Strutturato per blocchi narrativi separati da brevi blackout, Orphans è una vera e propria discesa all’inferno, dove ogni ulteriore gradino avvicina i personaggi agli abissi più oscuri delle loro anime. Ma è anche l’opera di uno scrittore inglese, pertanto non può essere esente da sprazzi di gelido umorismo british, utili ad accentuare ancora di più il clima straniante che si respira in scena.

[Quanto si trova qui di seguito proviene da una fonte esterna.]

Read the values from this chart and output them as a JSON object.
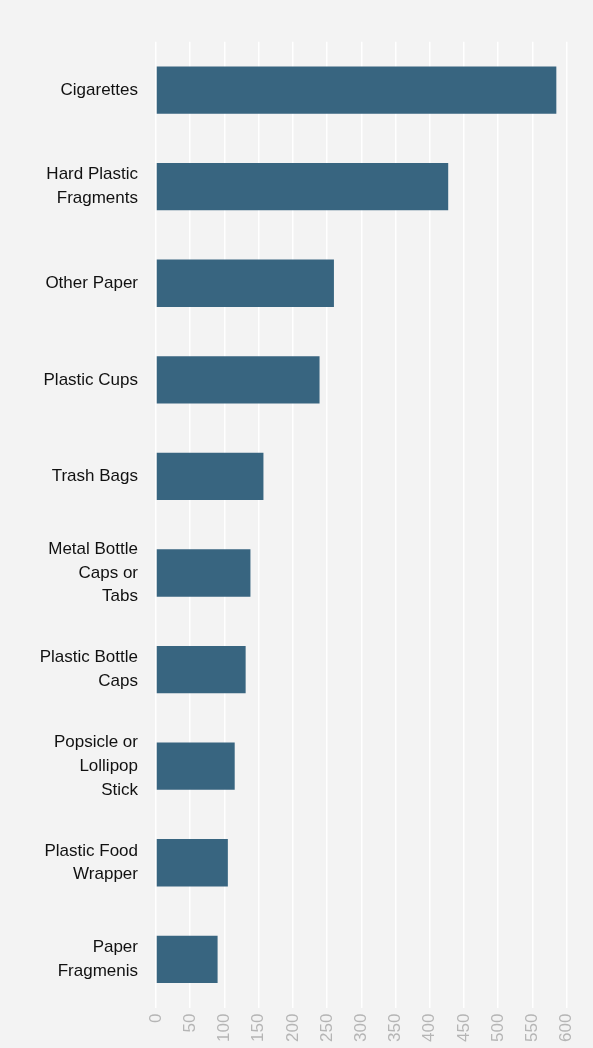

La versione milanese è diretta da Luca Ligato e messa in scena dalla compagnia Alraune Teatro. Dario Merlini, nel ruolo di Danny, è un credibile everyman costretto dagli eventi a riconoscere la fragilità delle sue certezze. Alice Redini, nei panni di Helen, ha la sottile ambiguità della donna tormentata che si sforza fino all’ultimo di mantenere le apparenze. E Umberto Terruso è un Liam capace di suscitare sentimenti che vanno dalla simpatia alla paura.

Gli attori si muovono all’interno di una scenografia dal minimalismo estremo, dove il vuoto domina sul pieno e i colori sono ridotti al bianco e al nero: perfetta metafora dell’universo narrativo freddo e ostile nel quale sono confinati i personaggi.

A questo punto vi starete chiedendo qual è il senso del titolo. Non rivelo nulla di decisivo ai fini della trama se dico che gli orfani sono Helen e Liam, cresciuti senza genitori. Ma la verità è che prima di arrivare all’epilogo tutti i protagonisti saranno orfani: di se stessi.

Se volete saperne di più, andate a teatro. Orphans è in cartellone fino al 18 aprile.